Unblock with a different model
Sometimes a model gets stuck in a loop — retrying the same failed approach. Switching to a different model gives a fresh perspective while preserving all the context about what has already been tried (logged in breadcrumbs). The new model does not repeat the failed attempts because it can see them.
Cost management across a long sprint
A multi-day sprint does not need peak capability for every session. Use the powerful model for planning and the hard problems. Use the efficient model for the straightforward sessions.

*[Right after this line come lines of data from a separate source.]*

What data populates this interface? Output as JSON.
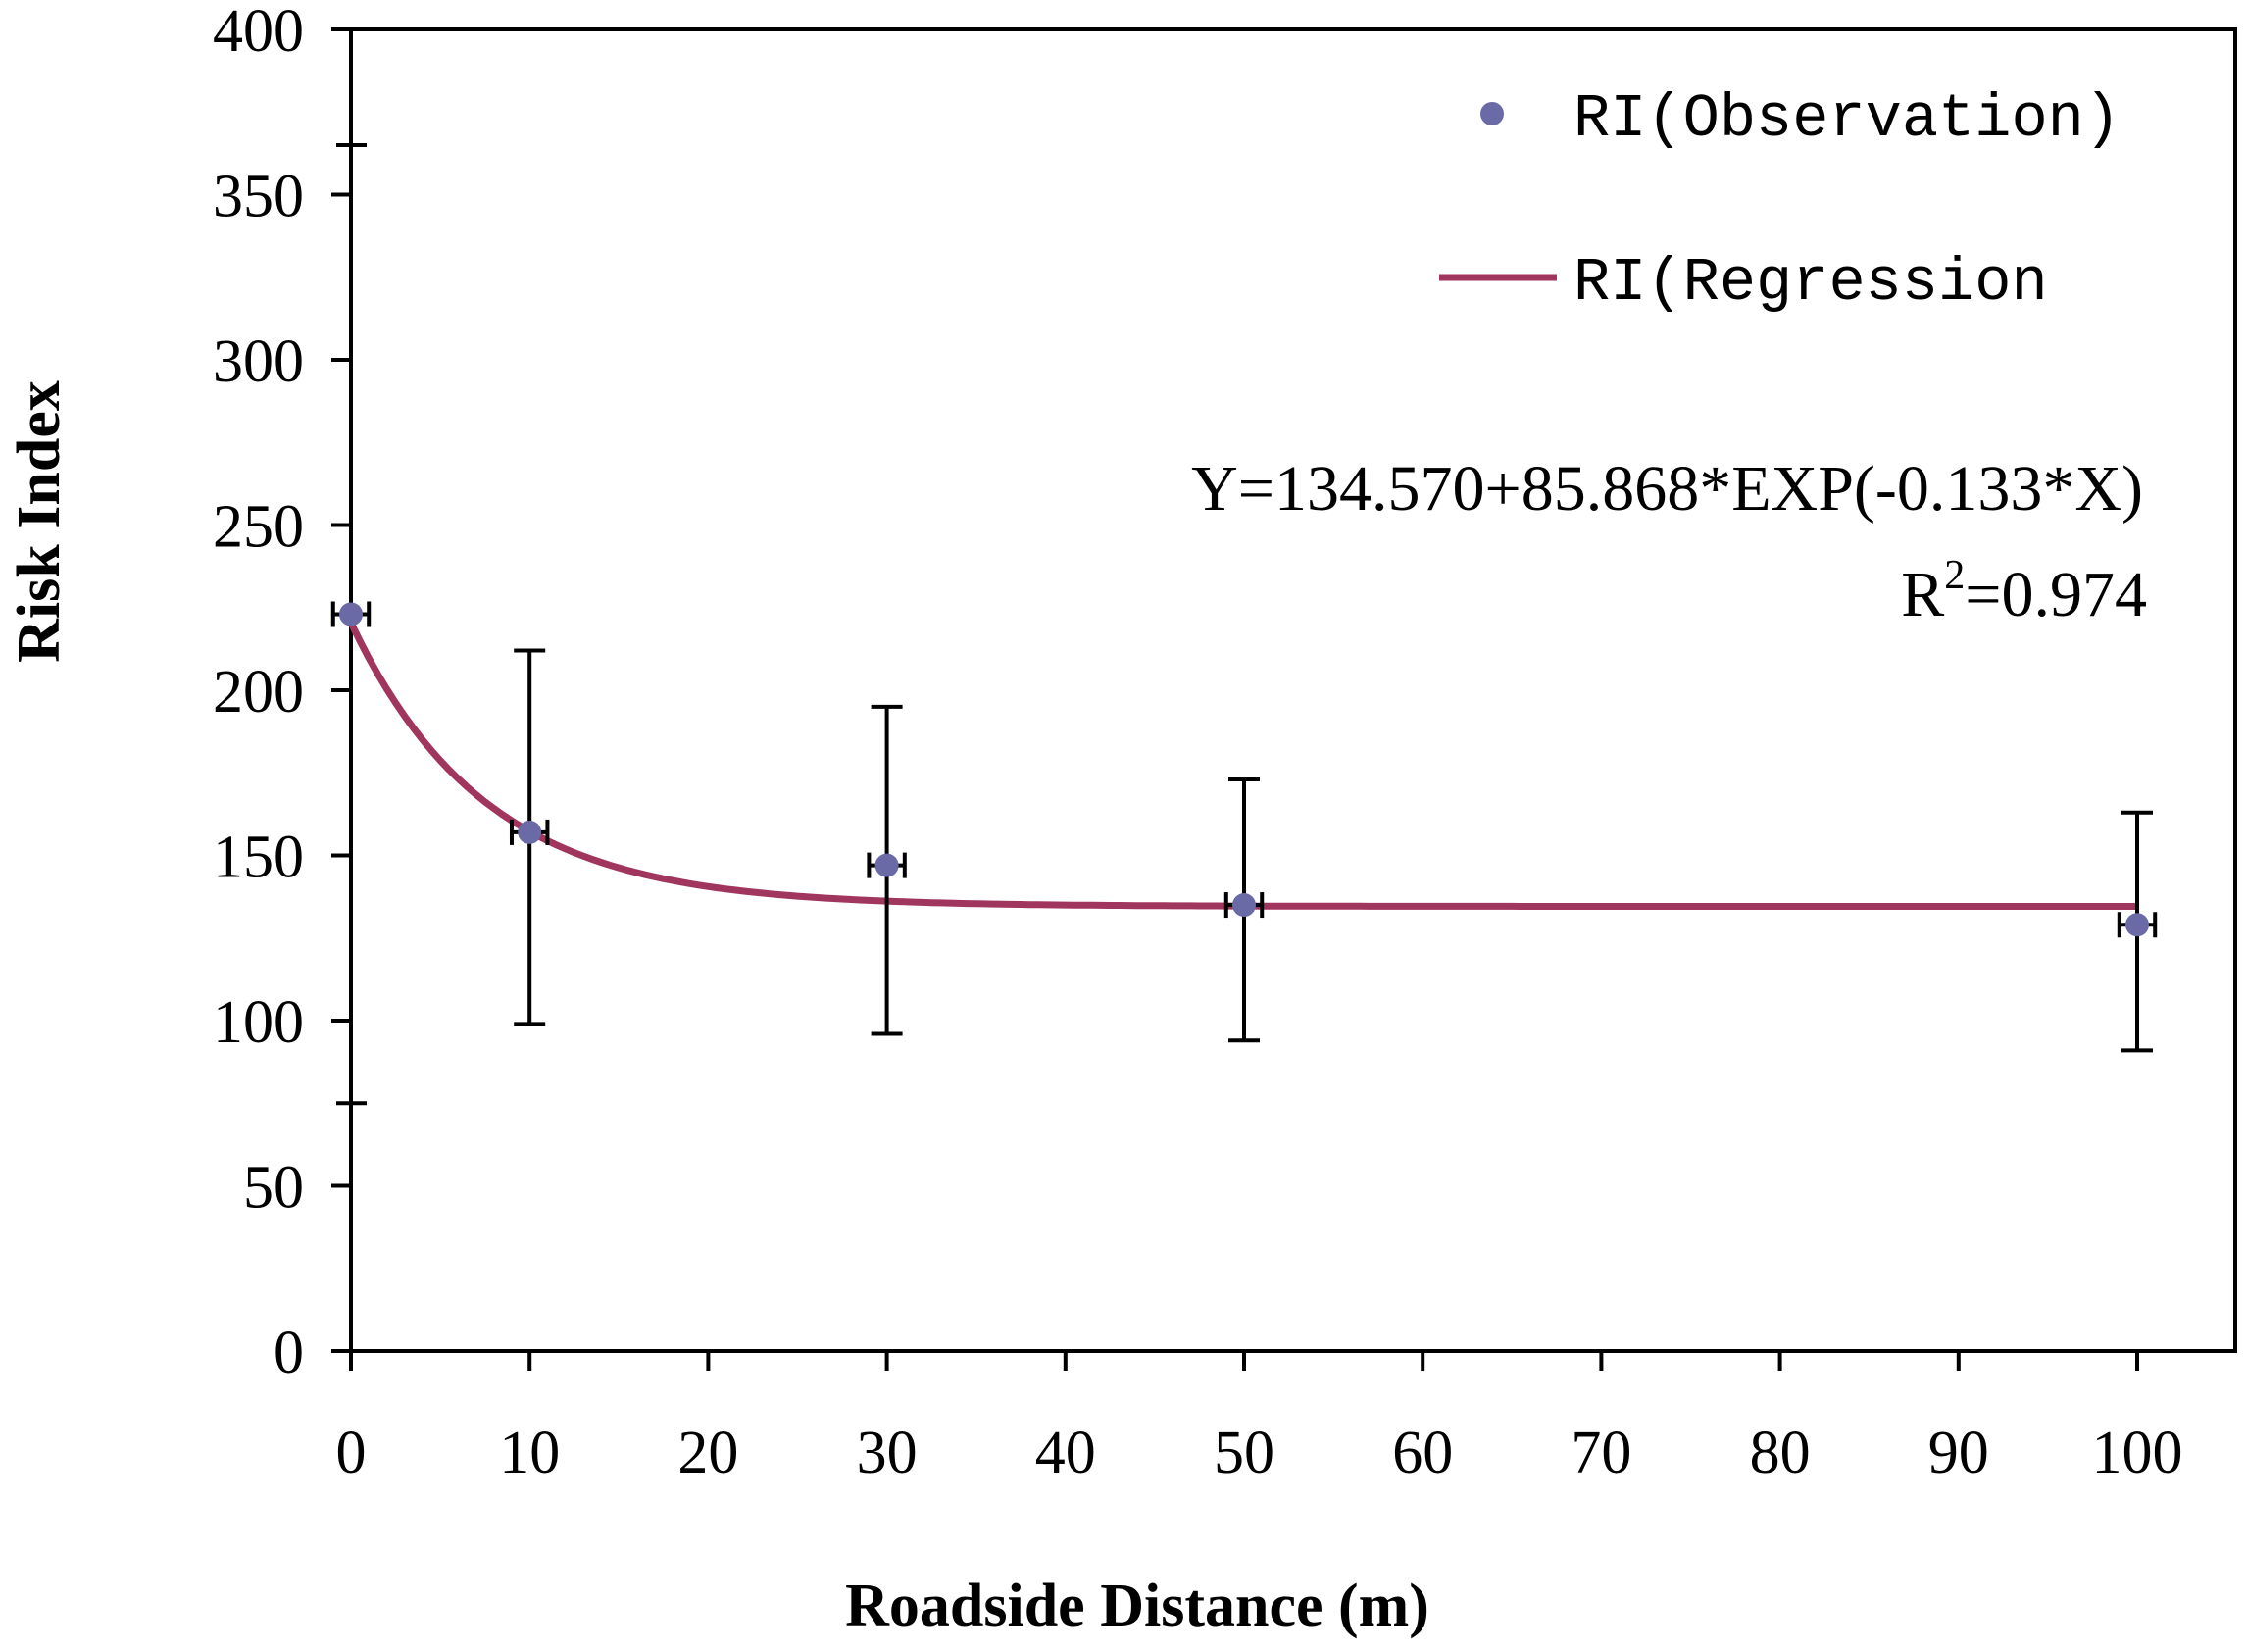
{
  "chart_data": {
    "type": "scatter",
    "title": "",
    "xlabel": "Roadside Distance (m)",
    "ylabel": "Risk Index",
    "xlim": [
      0,
      100
    ],
    "ylim": [
      0,
      400
    ],
    "xticks": [
      0,
      10,
      20,
      30,
      40,
      50,
      60,
      70,
      80,
      90,
      100
    ],
    "yticks": [
      0,
      50,
      100,
      150,
      200,
      250,
      300,
      350,
      400
    ],
    "grid": false,
    "legend_position": "top-right",
    "series": [
      {
        "name": "RI(Observation)",
        "kind": "scatter",
        "color": "#6a6aa6",
        "points": [
          {
            "x": 0,
            "y": 223,
            "y_low": 223,
            "y_high": 223,
            "x_err": 1
          },
          {
            "x": 10,
            "y": 157,
            "y_low": 99,
            "y_high": 212,
            "x_err": 1
          },
          {
            "x": 30,
            "y": 147,
            "y_low": 96,
            "y_high": 195,
            "x_err": 1
          },
          {
            "x": 50,
            "y": 135,
            "y_low": 94,
            "y_high": 173,
            "x_err": 1
          },
          {
            "x": 100,
            "y": 129,
            "y_low": 91,
            "y_high": 163,
            "x_err": 1
          }
        ]
      },
      {
        "name": "RI(Regression",
        "kind": "line",
        "color": "#a0365e",
        "model": {
          "a": 134.57,
          "b": 85.868,
          "c": -0.133
        }
      }
    ],
    "annotations": {
      "equation": "Y=134.570+85.868*EXP(-0.133*X)",
      "r2_prefix": "R",
      "r2_exponent": "2",
      "r2_value": "=0.974"
    }
  }
}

The sprint state is continuous regardless of which model is driving on any given day.
What the Store Carries Across the Switch
| State | Where it lives | Survives model switch? |
|---|---|---|
| Sprint plan and task backlog | Todo-mcp tasks | Yes |
| Current task progress | Context breadcrumb | Yes |
| Decisions and rationale | Auto-memory + context | Yes |
| Lessons and preferences | Auto-memory | Yes |
| Conversation transcript | Context window | No (and it does not need to) |
The only thing lost is the literal transcript — which was going to be summarized away eventually anyway. Everything that matters is in the store.
This Is Not Multi-Agent
An important distinction: model switching is one agent at a time, using different models sequentially. It is not multiple agents running concurrently on the same project. Todo-mcp is designed for one agent working across time — one model hands off to the next through the shared store, never two models touching the same state simultaneously.
This is intentional. Sequential handoff through a durable store is simple and reliable. Concurrent multi-agent coordination is a different problem with different trade-offs — and not one this architecture tries to solve.
The Bigger Picture
Model switching is just one of the six continuity problems that persistent memory solves. The same architecture that makes model handoff seamless also handles crashes, compaction, session boundaries, and multi-week projects. The underlying principle is the same in every case: state that lives outside the model survives anything that happens to the model.
As the model landscape evolves — new models, different price points, specialized capabilities — the ability to switch freely without losing your place becomes increasingly valuable. The projects that can do it will use the right model for each job. The projects that cannot will overpay for capability they do not always need, or lose context every time they try to economize.
Getting Started
If you are already using Todo-MCP, model switching requires no additional setup. Follow the same skill-based workflow, ensure breadcrumbs are current before switching, and run context_resume on the other side. The store handles the rest.
If you are evaluating AI coding tools and multi-model workflows matter to you, this is the architecture question to ask: does the tool's memory live inside the model, or outside it? The answer determines whether switching models is a fresh start or a seamless continuation.